[[Category:Software]]
BUSCO (pour Benchmarking Universal Single-Copy Orthologs) est une application qui permet d'évaluer la complétude de l'assemblage et de l'annotation de génomes.
Pour plus d'information, consultez [https://busco.ezlab.org/busco_userguide.html le manuel de l'utilisateur].
== Versions disponibles ==
Les versions récentes sont disponibles dans des wheels et les plus anciennes versions sont dans un module (voir la section [[BUSCO/fr#Modules|Modules]] ci-dessous).

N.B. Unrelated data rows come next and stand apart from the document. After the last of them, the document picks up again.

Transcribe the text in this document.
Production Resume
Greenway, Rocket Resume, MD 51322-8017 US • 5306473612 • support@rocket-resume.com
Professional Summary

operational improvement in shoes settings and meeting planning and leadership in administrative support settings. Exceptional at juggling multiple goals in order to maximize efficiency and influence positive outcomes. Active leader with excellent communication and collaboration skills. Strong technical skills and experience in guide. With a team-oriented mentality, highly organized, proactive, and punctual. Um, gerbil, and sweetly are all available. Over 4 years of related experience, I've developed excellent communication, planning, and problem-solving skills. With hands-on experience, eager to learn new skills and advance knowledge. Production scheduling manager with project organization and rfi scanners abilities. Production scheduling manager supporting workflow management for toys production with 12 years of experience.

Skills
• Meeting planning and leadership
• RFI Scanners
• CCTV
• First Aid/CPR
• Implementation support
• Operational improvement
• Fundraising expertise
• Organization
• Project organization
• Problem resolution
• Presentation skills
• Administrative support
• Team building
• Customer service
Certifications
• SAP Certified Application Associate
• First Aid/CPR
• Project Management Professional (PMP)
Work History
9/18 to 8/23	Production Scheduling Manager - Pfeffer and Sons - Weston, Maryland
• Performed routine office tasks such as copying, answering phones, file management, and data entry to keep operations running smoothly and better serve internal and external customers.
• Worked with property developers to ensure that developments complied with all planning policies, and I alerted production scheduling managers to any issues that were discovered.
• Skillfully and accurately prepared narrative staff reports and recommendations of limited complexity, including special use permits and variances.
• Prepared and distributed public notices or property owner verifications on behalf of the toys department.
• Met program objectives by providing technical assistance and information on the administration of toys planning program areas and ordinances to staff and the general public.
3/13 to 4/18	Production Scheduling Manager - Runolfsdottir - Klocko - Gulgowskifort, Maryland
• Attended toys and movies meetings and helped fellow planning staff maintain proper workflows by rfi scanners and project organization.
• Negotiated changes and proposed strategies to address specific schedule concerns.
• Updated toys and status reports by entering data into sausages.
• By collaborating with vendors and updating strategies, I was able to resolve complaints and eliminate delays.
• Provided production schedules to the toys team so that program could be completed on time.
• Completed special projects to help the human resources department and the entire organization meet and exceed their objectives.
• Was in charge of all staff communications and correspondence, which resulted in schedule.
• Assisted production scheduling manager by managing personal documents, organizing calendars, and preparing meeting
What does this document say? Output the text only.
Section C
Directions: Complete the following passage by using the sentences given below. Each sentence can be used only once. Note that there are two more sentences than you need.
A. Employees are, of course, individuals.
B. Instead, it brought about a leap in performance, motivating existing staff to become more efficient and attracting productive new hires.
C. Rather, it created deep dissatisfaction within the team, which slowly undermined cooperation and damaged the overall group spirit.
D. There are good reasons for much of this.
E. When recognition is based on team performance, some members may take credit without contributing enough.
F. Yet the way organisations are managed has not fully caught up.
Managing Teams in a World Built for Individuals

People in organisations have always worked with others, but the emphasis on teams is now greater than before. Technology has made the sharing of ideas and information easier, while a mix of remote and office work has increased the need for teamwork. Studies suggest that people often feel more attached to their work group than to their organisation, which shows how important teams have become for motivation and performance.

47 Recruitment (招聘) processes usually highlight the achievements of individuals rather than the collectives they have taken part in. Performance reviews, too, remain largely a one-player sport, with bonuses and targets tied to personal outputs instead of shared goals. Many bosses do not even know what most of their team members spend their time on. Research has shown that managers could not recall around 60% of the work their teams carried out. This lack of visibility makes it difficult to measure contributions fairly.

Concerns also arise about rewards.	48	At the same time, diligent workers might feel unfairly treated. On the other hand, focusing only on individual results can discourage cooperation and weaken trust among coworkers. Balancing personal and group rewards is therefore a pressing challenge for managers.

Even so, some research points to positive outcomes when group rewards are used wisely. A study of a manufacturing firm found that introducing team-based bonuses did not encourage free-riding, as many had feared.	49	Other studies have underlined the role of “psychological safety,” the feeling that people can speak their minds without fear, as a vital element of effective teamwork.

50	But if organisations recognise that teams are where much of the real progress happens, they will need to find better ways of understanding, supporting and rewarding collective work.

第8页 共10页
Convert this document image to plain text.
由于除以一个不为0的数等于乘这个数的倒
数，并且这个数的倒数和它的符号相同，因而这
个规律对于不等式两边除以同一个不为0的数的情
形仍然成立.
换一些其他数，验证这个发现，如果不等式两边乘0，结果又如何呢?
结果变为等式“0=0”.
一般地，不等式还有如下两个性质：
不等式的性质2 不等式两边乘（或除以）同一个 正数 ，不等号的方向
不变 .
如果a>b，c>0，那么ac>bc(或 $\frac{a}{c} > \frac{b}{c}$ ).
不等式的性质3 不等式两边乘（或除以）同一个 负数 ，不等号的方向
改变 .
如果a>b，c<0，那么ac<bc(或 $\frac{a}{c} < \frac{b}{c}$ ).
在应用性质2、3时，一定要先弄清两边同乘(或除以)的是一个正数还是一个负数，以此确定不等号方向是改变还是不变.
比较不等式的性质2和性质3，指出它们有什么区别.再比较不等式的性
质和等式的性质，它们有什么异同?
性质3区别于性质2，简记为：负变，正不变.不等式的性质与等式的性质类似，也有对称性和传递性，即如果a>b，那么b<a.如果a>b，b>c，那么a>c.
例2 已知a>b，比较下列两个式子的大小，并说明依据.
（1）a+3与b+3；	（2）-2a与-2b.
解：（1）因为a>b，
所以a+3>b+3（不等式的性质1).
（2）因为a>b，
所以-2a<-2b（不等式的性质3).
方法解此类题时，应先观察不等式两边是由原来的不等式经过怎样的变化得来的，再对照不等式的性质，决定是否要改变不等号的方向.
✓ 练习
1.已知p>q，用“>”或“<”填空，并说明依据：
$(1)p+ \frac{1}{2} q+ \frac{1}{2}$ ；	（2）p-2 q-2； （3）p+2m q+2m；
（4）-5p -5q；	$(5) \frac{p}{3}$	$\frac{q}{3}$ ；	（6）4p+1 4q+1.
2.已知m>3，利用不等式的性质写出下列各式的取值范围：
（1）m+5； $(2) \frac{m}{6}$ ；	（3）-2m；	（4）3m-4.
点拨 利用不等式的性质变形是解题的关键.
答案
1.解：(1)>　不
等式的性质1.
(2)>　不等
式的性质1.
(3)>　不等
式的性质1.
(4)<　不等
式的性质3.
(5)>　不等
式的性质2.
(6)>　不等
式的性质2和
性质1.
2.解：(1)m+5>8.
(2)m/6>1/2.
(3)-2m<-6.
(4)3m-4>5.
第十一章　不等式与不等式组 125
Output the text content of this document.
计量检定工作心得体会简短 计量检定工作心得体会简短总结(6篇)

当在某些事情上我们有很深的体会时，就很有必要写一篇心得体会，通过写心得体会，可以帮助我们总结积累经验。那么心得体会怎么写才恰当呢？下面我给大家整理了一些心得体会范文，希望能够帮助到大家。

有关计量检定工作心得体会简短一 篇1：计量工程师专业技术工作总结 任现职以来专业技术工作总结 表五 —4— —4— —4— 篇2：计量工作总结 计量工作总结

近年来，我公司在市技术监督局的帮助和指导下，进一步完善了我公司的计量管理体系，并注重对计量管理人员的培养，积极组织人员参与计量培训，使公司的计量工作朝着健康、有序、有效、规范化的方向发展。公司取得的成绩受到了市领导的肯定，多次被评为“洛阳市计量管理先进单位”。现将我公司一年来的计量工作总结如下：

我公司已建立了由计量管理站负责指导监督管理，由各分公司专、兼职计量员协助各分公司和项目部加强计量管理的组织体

Pour connaître la dernière version disponible, lancez
{{Command|avail_wheel busco}}
== Wheel Python ==
=== Installation ===
1. Chargez les modules requis.
{{Commands
|module load StdEnv/2020 gcc/9.3.0 python/3.10 augustus/3.5.0 hmmer/3.3.2 blast+/2.13.0 metaeuk/6 prodigal/2.6.3 r/4.3.1 bbmap/38.86}}
2. Créez l'environnement virtuel.
{{Commands
|virtualenv ~/busco_env
|source ~/busco_env/bin/activate
}}
3. Installez le wheel et ses dépendances.
{{Command
|prompt=(busco_env) $
|pip install --no-index biopython{{=}}{{=}}1.81 pandas{{=}}{{=}}2.1.0 busco{{=}}{{=}}5.5.0
}}
4. Validez l'installation.
{{Command
|prompt=(busco_env) $
|busco --help
}}
5. Gelez l’environnement et le fichier requirements.txt pour utiliser ce fichier, voir le script bash montré au point 8.
{{Command
|prompt=(busco_env) $
|pip freeze > ~/busco-requirements.txt
}}
=== Utilisation ===
==== Ensembles de données ====
6. Avant de soumettre une tâche, les ensembles de données doivent être téléchargés de
[https://busco-data.ezlab.org/v5/data/ BUSCO data].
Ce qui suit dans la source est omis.